Here's what the Federal Housing Finance Agency plans to do from 2013 to 2017.

The message is approved by the Treasury. The FHFA released its proposed plans back in May. This is the final version.

The FHFA admits government-led housing is not a great idea. Solving these problems depends largely on politicians making the right decisions, the paper states.

“The initiatives and strategies set forward in this plan will serve to improve current mortgage processes, inspire greater confidence among prospective market participants, and set the stage for recovery and an improved future system of housing finance,” said FHFA acting director Edward DeMarco.

DeMarco adds that it is his hope that the plan will conserve the assets of the government-sponsored enterprise while, at the same time, support the creation of a private mortgage lending environment. No private sector infrastructure exists today capable of securitizing the $100 billion per month in new mortgages being originated, the paper states.

Guidance set forth in the white paper is somewhat weak, offering a vague indication of what the FHFA intends to do. Specifics, like most of these federal indicators, are in short supply.
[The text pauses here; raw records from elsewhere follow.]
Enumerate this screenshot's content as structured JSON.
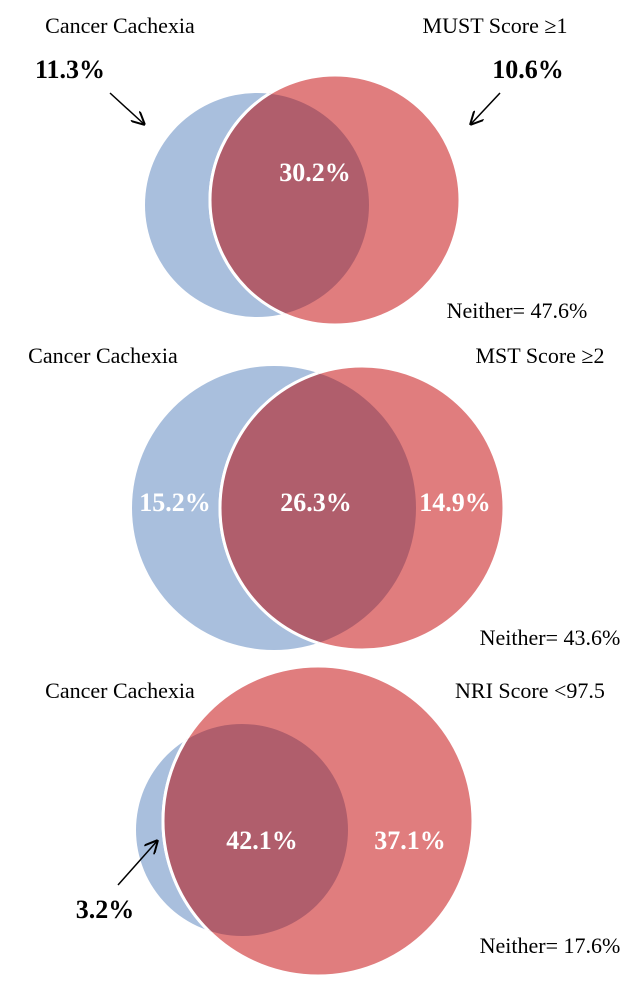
{
  "diagrams": [
    {
      "left_label": "Cancer Cachexia",
      "right_label": "MUST Score ≥1",
      "left_only": "11.3%",
      "right_only": "10.6%",
      "overlap": "30.2%",
      "neither": "Neither= 47.6%"
    },
    {
      "left_label": "Cancer Cachexia",
      "right_label": "MST Score ≥2",
      "left_only": "15.2%",
      "right_only": "14.9%",
      "overlap": "26.3%",
      "neither": "Neither= 43.6%"
    },
    {
      "left_label": "Cancer Cachexia",
      "right_label": "NRI Score <97.5",
      "left_only": "3.2%",
      "right_only": "37.1%",
      "overlap": "42.1%",
      "neither": "Neither= 17.6%"
    }
  ]
}
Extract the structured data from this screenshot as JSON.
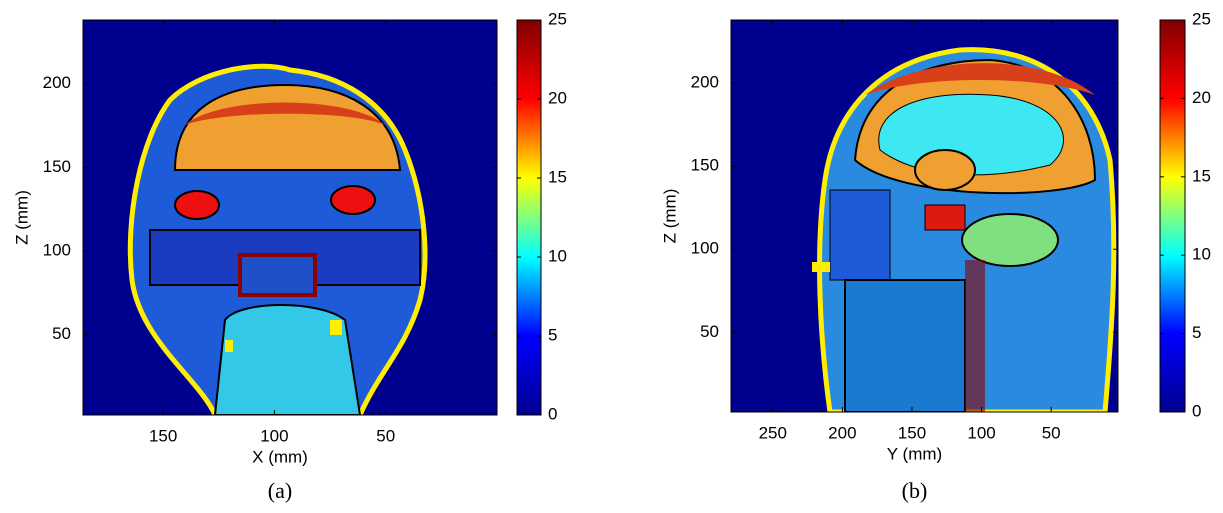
{
  "chart_data": [
    {
      "type": "heatmap",
      "caption": "(a)",
      "xlabel": "X (mm)",
      "ylabel": "Z (mm)",
      "xlim": [
        186,
        0
      ],
      "xticks": [
        150,
        100,
        50
      ],
      "ylim": [
        2,
        238
      ],
      "yticks": [
        50,
        100,
        150,
        200
      ],
      "colorbar": {
        "lim": [
          0,
          25
        ],
        "ticks": [
          0,
          5,
          10,
          15,
          20,
          25
        ]
      },
      "colormap": [
        "#00008f",
        "#0000ff",
        "#00ffff",
        "#ffff00",
        "#ff0000",
        "#800000"
      ]
    },
    {
      "type": "heatmap",
      "caption": "(b)",
      "xlabel": "Y (mm)",
      "ylabel": "Z (mm)",
      "xlim": [
        280,
        2
      ],
      "xticks": [
        250,
        200,
        150,
        100,
        50
      ],
      "ylim": [
        2,
        238
      ],
      "yticks": [
        50,
        100,
        150,
        200
      ],
      "colorbar": {
        "lim": [
          0,
          25
        ],
        "ticks": [
          0,
          5,
          10,
          15,
          20,
          25
        ]
      },
      "colormap": [
        "#00008f",
        "#0000ff",
        "#00ffff",
        "#ffff00",
        "#ff0000",
        "#800000"
      ]
    }
  ]
}
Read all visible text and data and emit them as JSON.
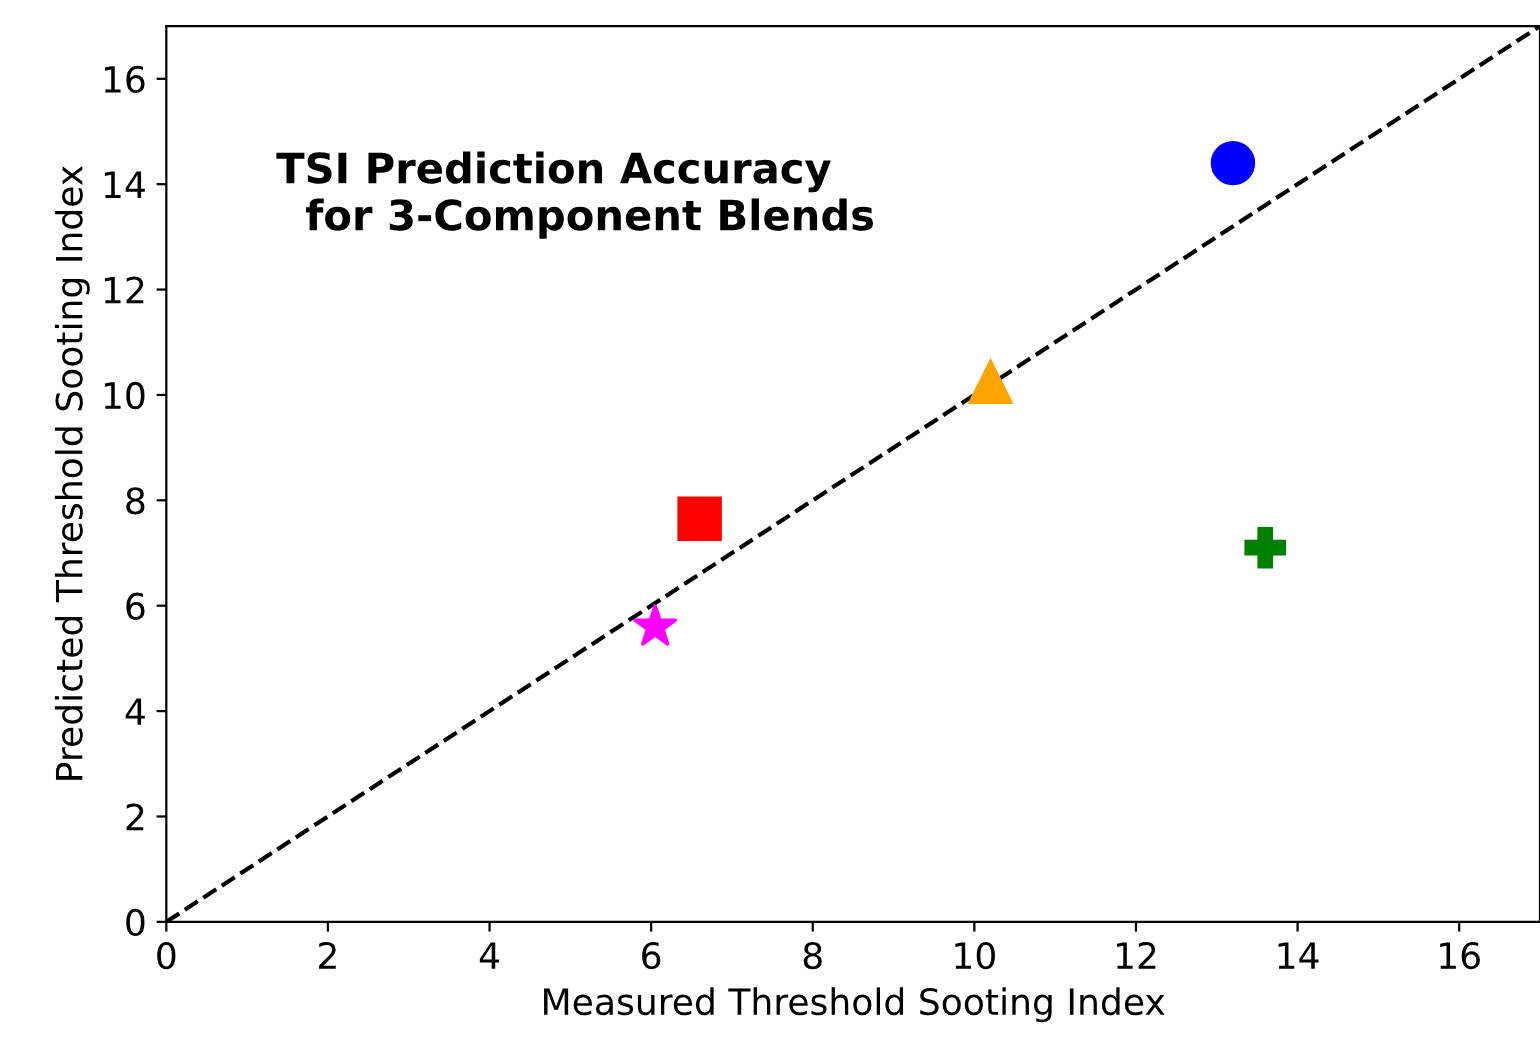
{
  "chart_data": {
    "type": "scatter",
    "xlabel": "Measured Threshold Sooting Index",
    "ylabel": "Predicted Threshold Sooting Index",
    "annotations": [
      "TSI Prediction Accuracy\n  for 3-Component Blends"
    ],
    "xlim": [
      0,
      17
    ],
    "ylim": [
      0,
      17
    ],
    "xticks": [
      0,
      2,
      4,
      6,
      8,
      10,
      12,
      14,
      16
    ],
    "yticks": [
      0,
      2,
      4,
      6,
      8,
      10,
      12,
      14,
      16
    ],
    "grid": false,
    "series": [
      {
        "type": "line",
        "x": [
          0,
          17
        ],
        "values": [
          0,
          17
        ],
        "color": "#000000",
        "line_style": "dashed",
        "marker": "none"
      },
      {
        "x": [
          13.2
        ],
        "values": [
          14.4
        ],
        "color": "#0000ff",
        "marker": "circle"
      },
      {
        "x": [
          10.2
        ],
        "values": [
          10.25
        ],
        "color": "#ffa500",
        "marker": "triangle"
      },
      {
        "x": [
          6.6
        ],
        "values": [
          7.65
        ],
        "color": "#ff0000",
        "marker": "square"
      },
      {
        "x": [
          6.05
        ],
        "values": [
          5.6
        ],
        "color": "#ff00ff",
        "marker": "star"
      },
      {
        "x": [
          13.6
        ],
        "values": [
          7.1
        ],
        "color": "#008000",
        "marker": "cross"
      }
    ]
  }
}
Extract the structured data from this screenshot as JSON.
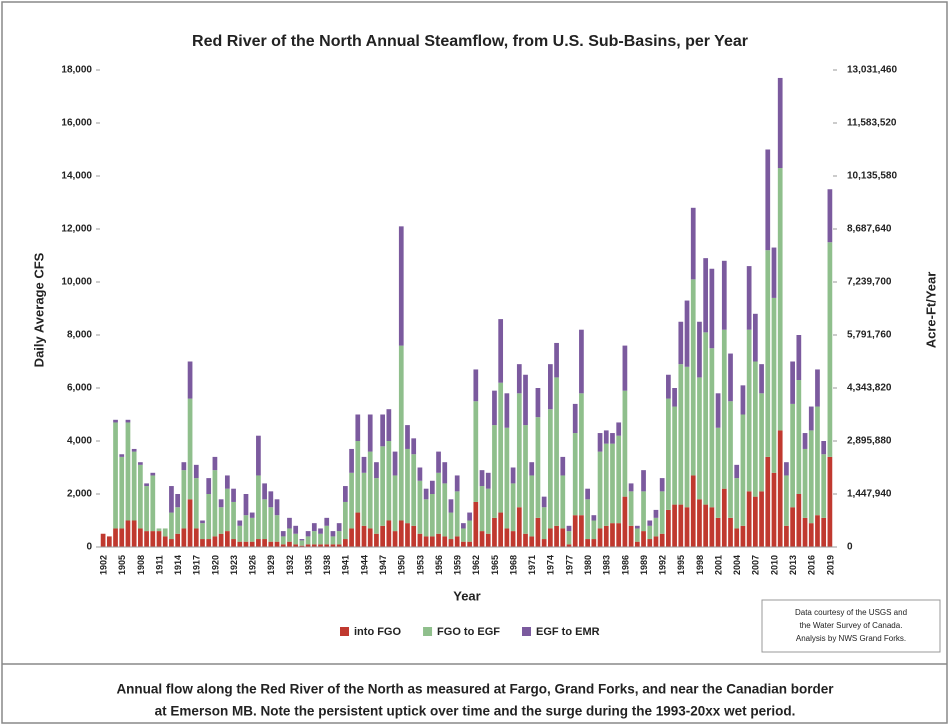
{
  "chart_data": {
    "type": "stacked_bar",
    "title": "Red River of the North Annual Steamflow, from U.S. Sub-Basins, per Year",
    "x_label": "Year",
    "y_label": "Daily Average CFS",
    "y2_label": "Acre-Ft/Year",
    "categories": [
      "1902",
      null,
      null,
      "1905",
      null,
      null,
      "1908",
      null,
      null,
      "1911",
      null,
      null,
      "1914",
      null,
      null,
      "1917",
      null,
      null,
      "1920",
      null,
      null,
      "1923",
      null,
      null,
      "1926",
      null,
      null,
      "1929",
      null,
      null,
      "1932",
      null,
      null,
      "1935",
      null,
      null,
      "1938",
      null,
      null,
      "1941",
      null,
      null,
      "1944",
      null,
      null,
      "1947",
      null,
      null,
      "1950",
      null,
      null,
      "1953",
      null,
      null,
      "1956",
      null,
      null,
      "1959",
      null,
      null,
      "1962",
      null,
      null,
      "1965",
      null,
      null,
      "1968",
      null,
      null,
      "1971",
      null,
      null,
      "1974",
      null,
      null,
      "1977",
      null,
      null,
      "1980",
      null,
      null,
      "1983",
      null,
      null,
      "1986",
      null,
      null,
      "1989",
      null,
      null,
      "1992",
      null,
      null,
      "1995",
      null,
      null,
      "1998",
      null,
      null,
      "2001",
      null,
      null,
      "2004",
      null,
      null,
      "2007",
      null,
      null,
      "2010",
      null,
      null,
      "2013",
      null,
      null,
      "2016",
      null,
      null,
      "2019"
    ],
    "series": [
      {
        "name": "into FGO",
        "color": "#c0392f",
        "values": [
          500,
          400,
          700,
          700,
          1000,
          1000,
          700,
          600,
          600,
          600,
          400,
          300,
          500,
          700,
          1800,
          700,
          300,
          300,
          400,
          500,
          600,
          300,
          200,
          200,
          200,
          300,
          300,
          200,
          200,
          100,
          200,
          100,
          50,
          100,
          100,
          100,
          100,
          100,
          100,
          300,
          700,
          1300,
          800,
          700,
          500,
          800,
          1000,
          600,
          1000,
          900,
          800,
          500,
          400,
          400,
          500,
          400,
          300,
          400,
          200,
          200,
          1700,
          600,
          500,
          1100,
          1300,
          700,
          600,
          1500,
          500,
          400,
          1100,
          300,
          700,
          800,
          700,
          100,
          1200,
          1200,
          300,
          300,
          700,
          800,
          900,
          900,
          1900,
          800,
          200,
          600,
          300,
          400,
          500,
          1400,
          1600,
          1600,
          1500,
          2700,
          1800,
          1600,
          1500,
          1100,
          2200,
          1100,
          700,
          800,
          2100,
          1900,
          2100,
          3400,
          2800,
          4400,
          800,
          1500,
          2000,
          1100,
          900,
          1200,
          1100,
          3400
        ]
      },
      {
        "name": "FGO to EGF",
        "color": "#8fbf8c",
        "values": [
          0,
          0,
          4000,
          2700,
          3700,
          2600,
          2400,
          1700,
          2100,
          100,
          300,
          1000,
          1000,
          2200,
          3800,
          1900,
          600,
          1700,
          2500,
          1000,
          1600,
          1400,
          600,
          1000,
          900,
          2400,
          1500,
          1300,
          1000,
          300,
          500,
          400,
          200,
          300,
          500,
          400,
          700,
          300,
          500,
          1400,
          2100,
          2700,
          2000,
          2900,
          2100,
          3000,
          3000,
          2100,
          6600,
          2800,
          2700,
          2000,
          1400,
          1600,
          2300,
          2000,
          1000,
          1700,
          500,
          800,
          3800,
          1700,
          1700,
          3500,
          4900,
          3800,
          1800,
          4300,
          4100,
          2300,
          3800,
          1200,
          4500,
          5600,
          2000,
          500,
          3100,
          4600,
          1500,
          700,
          2900,
          3100,
          3000,
          3300,
          4000,
          1300,
          500,
          1500,
          500,
          700,
          1600,
          4200,
          3700,
          5300,
          5300,
          7400,
          4600,
          6500,
          6000,
          3400,
          6000,
          4400,
          1900,
          4200,
          6100,
          5100,
          3700,
          7800,
          6600,
          9900,
          1900,
          3900,
          4300,
          2600,
          3500,
          4100,
          2400,
          8100
        ]
      },
      {
        "name": "EGF to EMR",
        "color": "#7b5a9e",
        "values": [
          0,
          0,
          100,
          100,
          100,
          100,
          100,
          100,
          100,
          0,
          0,
          1000,
          500,
          300,
          1400,
          500,
          100,
          600,
          500,
          300,
          500,
          500,
          200,
          800,
          200,
          1500,
          600,
          600,
          600,
          200,
          400,
          300,
          50,
          200,
          300,
          200,
          300,
          200,
          300,
          600,
          900,
          1000,
          600,
          1400,
          600,
          1200,
          1200,
          900,
          4500,
          900,
          600,
          500,
          400,
          500,
          800,
          800,
          500,
          600,
          200,
          300,
          1200,
          600,
          600,
          1300,
          2400,
          1300,
          600,
          1100,
          1900,
          500,
          1100,
          400,
          1700,
          1300,
          700,
          200,
          1100,
          2400,
          400,
          200,
          700,
          500,
          400,
          500,
          1700,
          300,
          100,
          800,
          200,
          300,
          500,
          900,
          700,
          1600,
          2500,
          2700,
          2100,
          2800,
          3000,
          1300,
          2600,
          1800,
          500,
          1100,
          2400,
          1800,
          1100,
          3800,
          1900,
          3400,
          500,
          1600,
          1700,
          600,
          900,
          1400,
          500,
          2000
        ]
      }
    ],
    "ylim": [
      0,
      18000
    ],
    "yticks": [
      0,
      {
        "value": 2000,
        "label": "2,000"
      },
      {
        "value": 4000,
        "label": "4,000"
      },
      {
        "value": 6000,
        "label": "6,000"
      },
      {
        "value": 8000,
        "label": "8,000"
      },
      {
        "value": 10000,
        "label": "10,000"
      },
      {
        "value": 12000,
        "label": "12,000"
      },
      {
        "value": 14000,
        "label": "14,000"
      },
      {
        "value": 16000,
        "label": "16,000"
      },
      {
        "value": 18000,
        "label": "18,000"
      }
    ],
    "y2lim": [
      0,
      13031460
    ],
    "y2ticks": [
      0,
      {
        "value": 1447940,
        "label": "1,447,940"
      },
      {
        "value": 2895880,
        "label": "2,895,880"
      },
      {
        "value": 4343820,
        "label": "4,343,820"
      },
      {
        "value": 5791760,
        "label": "5,791,760"
      },
      {
        "value": 7239700,
        "label": "7,239,700"
      },
      {
        "value": 8687640,
        "label": "8,687,640"
      },
      {
        "value": 10135580,
        "label": "10,135,580"
      },
      {
        "value": 11583520,
        "label": "11,583,520"
      },
      {
        "value": 13031460,
        "label": "13,031,460"
      }
    ],
    "grid": false,
    "legend": "bottom",
    "note": [
      "Data courtesy of the USGS and",
      "the Water Survey of Canada.",
      "Analysis by NWS Grand Forks."
    ],
    "caption": [
      "Annual flow along the Red River of the North as measured at Fargo, Grand Forks, and near the Canadian border",
      "at Emerson MB.  Note the persistent uptick over time and the surge during the 1993-20xx wet period."
    ]
  }
}
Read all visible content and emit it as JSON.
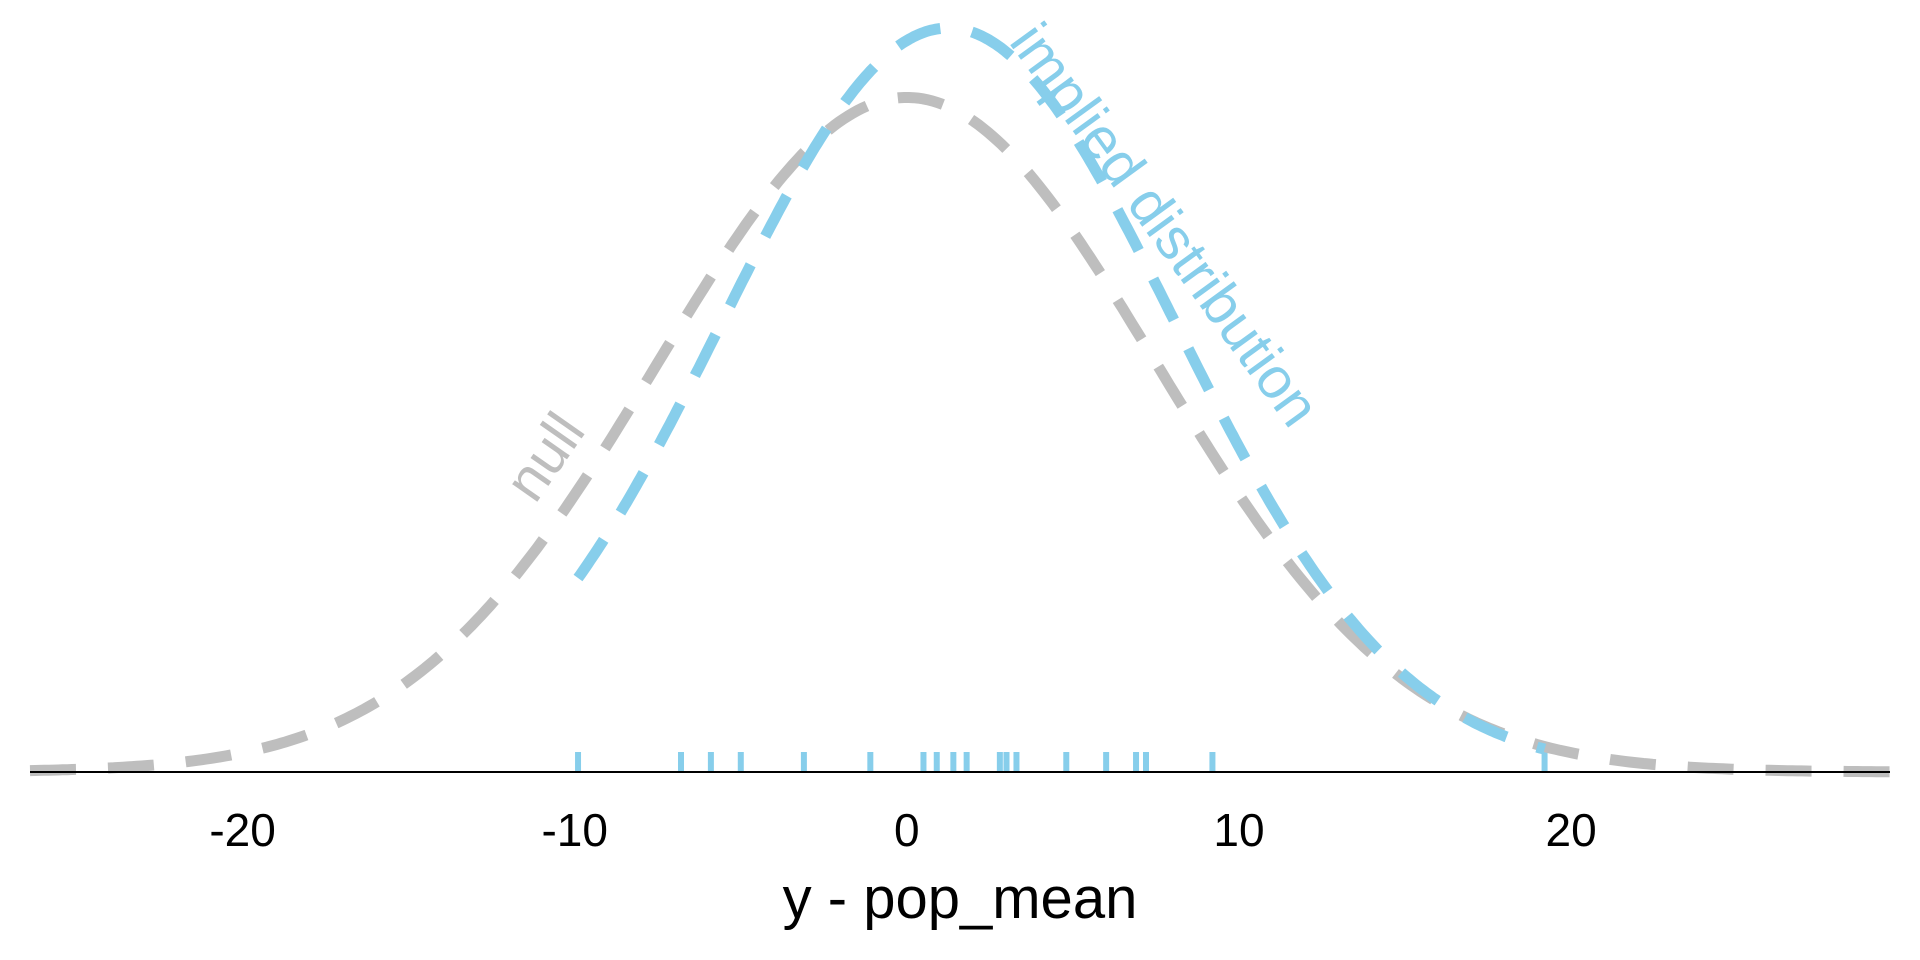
{
  "chart_data": {
    "type": "line",
    "title": "",
    "xlabel": "y - pop_mean",
    "ylabel": "",
    "xlim": [
      -26.4,
      29.6
    ],
    "xticks": [
      -20,
      -10,
      0,
      10,
      20
    ],
    "xtick_labels": [
      "-20",
      "-10",
      "0",
      "10",
      "20"
    ],
    "grid": false,
    "legend": "none",
    "colors": {
      "null": "#bebebe",
      "implied": "#87ceeb",
      "axis": "#000000"
    },
    "series": [
      {
        "key": "null",
        "name": "null",
        "distribution": "normal",
        "mean": 0,
        "sd": 7.5,
        "x_range": [
          -26.4,
          29.6
        ],
        "color": "#bebebe",
        "line_style": "dashed"
      },
      {
        "key": "implied",
        "name": "implied distribution",
        "distribution": "normal",
        "mean": 1.25,
        "sd": 6.8,
        "x_range": [
          -9.9,
          19.2
        ],
        "color": "#87ceeb",
        "line_style": "dashed"
      }
    ],
    "rug": {
      "color": "#87ceeb",
      "values": [
        -9.9,
        -6.8,
        -5.9,
        -5.0,
        -3.1,
        -1.1,
        0.5,
        0.9,
        1.4,
        1.8,
        2.8,
        3.0,
        3.3,
        4.8,
        6.0,
        6.9,
        7.2,
        9.2,
        19.2
      ]
    }
  }
}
Particularly interesting, however, is Performance Goal 2.3. This goal reiterates FHFA dedication of expanding homeowner opportunities.

"FHFA is also committed to reducing barriers restricting borrower access to the mortgage markets," the white paper states.

Translation: Bring back subprime.

The agency also said it anticipates a larger use of short sales, deed-in-lieu and deed-for-lease options.

Furthermore, the FHFA intends to get some sort of win in its lawsuits against major banks. It will also periodically review changing g-fees, which it recently raised, as well as experiment with risk-sharing with private institutions.

The wording in the repurchase section also indicates the FHFA may increase putbacks.

"Representations and warranties are a loan originator’s assurance to an Enterprise that a mortgage sold to the Enterprise has been underwritten as specified by contract," the paper states. "If that is found not to be the case, the originator must buy back the loan at par."